Somut olayda idarece belgelerin mahkemeye verildiği (davanın açıldığı) tarih itibariyle dava konusu taşınmazın değerinin tespitinde münavebeye alınan ürünlerin İl Tarım Müdürlüğünce belirlenen 2004 yılına ilişkin dekar başına ortalama verimi ve üretim giderleri ile kg. başına ortalama toptan satış fiyatlarının esas alınması gerekirken; anılan yasa maddesine aykırı olarak 2005 yılı resmi verilerine göre hesaplama yapılması,
2-Dava konusu taşınmaz 3014 m2 yüzölçümlü olup 340 m2’si hipodrom yolu olarak kamulaştırılmıştır. Yerinde yapılan inceleme sonucu Kadastro Müdürlüğü Fen memuru tarafından düzenlenen raporda kamulaştırmadan arta kalan 2674 m2’lik kesimin iki parça halinde kaldığı anlaşılmaktadır. Tarım arazisi niteliğindeki taşınmazın kamulaştırmadan artan kesiminin iki bölüm halinde oluşu, tarımsal bütünlüğünün etkileneceği, geometrik durumu ve kullanım amacı gözönünde tutulduğunda bu yerde değer azalışı olacağı gözetilmeden taşınmazın sıfır noktasından kamulaştırıldığı gerekçesiyle değer azalışına hükmedilmemesi,
Doğru görülmemiştir.
Mahkemece münavebeye alınan ürünlere ilişkin 2004 yılı resmi verileri İl Tarım Müdürlüğünden getirtildikten sonra bilirkişi kurullarından bozma nedenlerini karşılar biçimde ek raporlar alınmalı ve oluşacak sonuç doğrultusunda usuli kazanılmış hak ilkesi de gözetilerek hüküm kurulmalıdır.

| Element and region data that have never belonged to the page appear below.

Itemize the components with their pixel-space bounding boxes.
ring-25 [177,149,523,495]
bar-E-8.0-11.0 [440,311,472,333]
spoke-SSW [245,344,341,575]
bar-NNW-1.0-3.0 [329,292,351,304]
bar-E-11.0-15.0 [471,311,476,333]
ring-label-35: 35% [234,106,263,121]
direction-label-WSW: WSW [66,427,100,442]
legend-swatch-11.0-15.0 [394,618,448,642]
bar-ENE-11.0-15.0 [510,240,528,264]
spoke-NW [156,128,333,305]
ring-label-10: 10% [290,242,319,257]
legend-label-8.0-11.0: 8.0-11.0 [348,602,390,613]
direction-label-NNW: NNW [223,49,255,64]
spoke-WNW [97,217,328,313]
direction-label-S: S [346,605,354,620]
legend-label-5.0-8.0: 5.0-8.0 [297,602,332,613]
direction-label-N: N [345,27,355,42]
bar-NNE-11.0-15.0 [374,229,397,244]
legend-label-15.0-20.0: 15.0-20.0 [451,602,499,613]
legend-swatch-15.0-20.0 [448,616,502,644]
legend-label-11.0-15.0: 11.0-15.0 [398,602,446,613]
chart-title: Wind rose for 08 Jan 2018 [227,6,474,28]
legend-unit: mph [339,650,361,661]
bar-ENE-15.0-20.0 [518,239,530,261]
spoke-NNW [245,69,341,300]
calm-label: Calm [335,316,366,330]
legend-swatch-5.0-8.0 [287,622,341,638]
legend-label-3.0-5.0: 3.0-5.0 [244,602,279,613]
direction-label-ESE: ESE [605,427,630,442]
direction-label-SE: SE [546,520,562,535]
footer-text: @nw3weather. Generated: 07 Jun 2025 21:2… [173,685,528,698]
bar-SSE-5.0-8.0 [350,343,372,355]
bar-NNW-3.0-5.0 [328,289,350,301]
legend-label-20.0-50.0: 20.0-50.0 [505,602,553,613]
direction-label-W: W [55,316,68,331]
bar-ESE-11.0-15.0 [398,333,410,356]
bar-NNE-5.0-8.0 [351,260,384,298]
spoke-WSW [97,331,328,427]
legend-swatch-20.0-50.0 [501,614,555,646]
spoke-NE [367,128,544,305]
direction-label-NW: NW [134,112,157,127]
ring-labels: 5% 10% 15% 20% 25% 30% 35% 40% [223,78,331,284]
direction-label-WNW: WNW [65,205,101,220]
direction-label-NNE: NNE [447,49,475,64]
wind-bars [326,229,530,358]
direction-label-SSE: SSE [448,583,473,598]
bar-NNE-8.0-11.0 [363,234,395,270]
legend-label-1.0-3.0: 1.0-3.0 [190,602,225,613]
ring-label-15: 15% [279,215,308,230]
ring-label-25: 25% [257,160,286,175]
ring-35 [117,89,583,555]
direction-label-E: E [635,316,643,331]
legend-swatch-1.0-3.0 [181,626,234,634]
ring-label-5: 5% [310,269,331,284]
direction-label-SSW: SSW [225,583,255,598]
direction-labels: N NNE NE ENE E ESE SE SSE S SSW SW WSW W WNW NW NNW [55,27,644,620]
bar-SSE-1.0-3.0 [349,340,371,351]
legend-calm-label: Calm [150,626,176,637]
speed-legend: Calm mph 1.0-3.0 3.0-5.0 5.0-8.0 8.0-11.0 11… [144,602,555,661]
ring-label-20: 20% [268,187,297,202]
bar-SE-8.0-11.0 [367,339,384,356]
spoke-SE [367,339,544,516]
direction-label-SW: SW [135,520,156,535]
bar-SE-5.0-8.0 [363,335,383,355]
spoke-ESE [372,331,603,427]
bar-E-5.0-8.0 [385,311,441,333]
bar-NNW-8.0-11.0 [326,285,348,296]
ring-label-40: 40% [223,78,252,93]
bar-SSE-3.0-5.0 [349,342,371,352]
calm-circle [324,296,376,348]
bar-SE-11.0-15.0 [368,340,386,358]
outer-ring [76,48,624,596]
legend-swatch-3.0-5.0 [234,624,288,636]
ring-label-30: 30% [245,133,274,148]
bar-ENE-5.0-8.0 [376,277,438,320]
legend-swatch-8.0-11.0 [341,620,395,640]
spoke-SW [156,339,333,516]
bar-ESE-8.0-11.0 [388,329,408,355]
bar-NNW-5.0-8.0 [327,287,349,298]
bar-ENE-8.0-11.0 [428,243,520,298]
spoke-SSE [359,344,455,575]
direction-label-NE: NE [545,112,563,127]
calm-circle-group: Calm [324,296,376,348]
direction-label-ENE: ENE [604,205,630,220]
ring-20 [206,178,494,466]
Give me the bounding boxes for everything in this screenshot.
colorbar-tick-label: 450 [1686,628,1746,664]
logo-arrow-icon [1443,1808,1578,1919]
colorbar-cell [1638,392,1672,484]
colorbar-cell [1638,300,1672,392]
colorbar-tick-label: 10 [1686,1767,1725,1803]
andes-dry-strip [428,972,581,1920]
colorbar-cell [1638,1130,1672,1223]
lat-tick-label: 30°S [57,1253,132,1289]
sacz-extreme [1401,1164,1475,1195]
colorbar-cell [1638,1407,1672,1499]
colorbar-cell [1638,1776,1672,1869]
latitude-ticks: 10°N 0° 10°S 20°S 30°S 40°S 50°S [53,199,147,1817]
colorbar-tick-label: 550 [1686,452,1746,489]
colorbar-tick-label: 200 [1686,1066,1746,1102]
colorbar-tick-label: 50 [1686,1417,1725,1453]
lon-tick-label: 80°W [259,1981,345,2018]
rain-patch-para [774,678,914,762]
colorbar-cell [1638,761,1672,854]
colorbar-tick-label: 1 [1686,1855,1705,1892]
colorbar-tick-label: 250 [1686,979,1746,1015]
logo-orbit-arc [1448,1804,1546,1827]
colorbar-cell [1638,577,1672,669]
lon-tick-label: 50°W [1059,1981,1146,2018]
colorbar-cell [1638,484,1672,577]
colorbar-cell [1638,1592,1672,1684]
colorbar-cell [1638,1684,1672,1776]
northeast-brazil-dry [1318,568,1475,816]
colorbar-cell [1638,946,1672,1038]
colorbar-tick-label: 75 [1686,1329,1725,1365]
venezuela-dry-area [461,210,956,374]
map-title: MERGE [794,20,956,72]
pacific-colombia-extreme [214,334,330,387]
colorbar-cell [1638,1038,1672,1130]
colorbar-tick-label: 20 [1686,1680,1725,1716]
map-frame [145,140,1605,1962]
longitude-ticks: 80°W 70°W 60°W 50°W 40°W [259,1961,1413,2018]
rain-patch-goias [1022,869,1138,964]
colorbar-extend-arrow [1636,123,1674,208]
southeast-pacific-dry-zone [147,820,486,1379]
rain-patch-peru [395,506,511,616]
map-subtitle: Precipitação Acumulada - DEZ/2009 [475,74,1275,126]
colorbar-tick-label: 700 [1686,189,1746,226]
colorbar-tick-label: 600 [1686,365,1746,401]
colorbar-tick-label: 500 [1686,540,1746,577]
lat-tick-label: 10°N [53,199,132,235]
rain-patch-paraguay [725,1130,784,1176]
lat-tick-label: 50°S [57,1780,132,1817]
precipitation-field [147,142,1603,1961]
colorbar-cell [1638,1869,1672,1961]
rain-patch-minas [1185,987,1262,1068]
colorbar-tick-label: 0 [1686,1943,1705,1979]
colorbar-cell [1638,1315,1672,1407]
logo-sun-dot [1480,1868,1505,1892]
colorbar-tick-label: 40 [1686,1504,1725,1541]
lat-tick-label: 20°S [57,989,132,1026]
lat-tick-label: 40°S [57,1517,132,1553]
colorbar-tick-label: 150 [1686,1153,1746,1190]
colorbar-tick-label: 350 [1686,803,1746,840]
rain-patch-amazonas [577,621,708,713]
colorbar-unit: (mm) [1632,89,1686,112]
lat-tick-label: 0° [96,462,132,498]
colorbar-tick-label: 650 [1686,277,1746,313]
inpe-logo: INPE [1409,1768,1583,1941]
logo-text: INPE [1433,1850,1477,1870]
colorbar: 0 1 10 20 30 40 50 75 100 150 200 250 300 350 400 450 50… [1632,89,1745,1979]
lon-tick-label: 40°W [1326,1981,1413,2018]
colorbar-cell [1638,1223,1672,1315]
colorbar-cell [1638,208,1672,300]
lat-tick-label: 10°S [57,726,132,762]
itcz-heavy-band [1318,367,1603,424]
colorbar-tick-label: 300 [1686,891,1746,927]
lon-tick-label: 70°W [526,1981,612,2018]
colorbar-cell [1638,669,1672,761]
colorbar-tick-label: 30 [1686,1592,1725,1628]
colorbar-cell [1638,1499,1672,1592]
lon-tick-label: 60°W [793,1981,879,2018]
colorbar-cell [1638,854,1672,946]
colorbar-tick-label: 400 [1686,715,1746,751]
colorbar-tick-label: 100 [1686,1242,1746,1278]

Bu itibarla yukarıda açıklanan esaslar gözönünde tutulmaksızın yazılı şekilde hüküm tesisi isabetsiz, temyiz itirazları bu nedenlerle yerinde olduğundan kabulü ile hükmün HUMK.nun 428.maddesi gereğince BOZULMASINA, temyiz peşin harcının istek halinde temyiz edene iadesine, 16.10.2006 gününde oybirliğiyle karar verildi.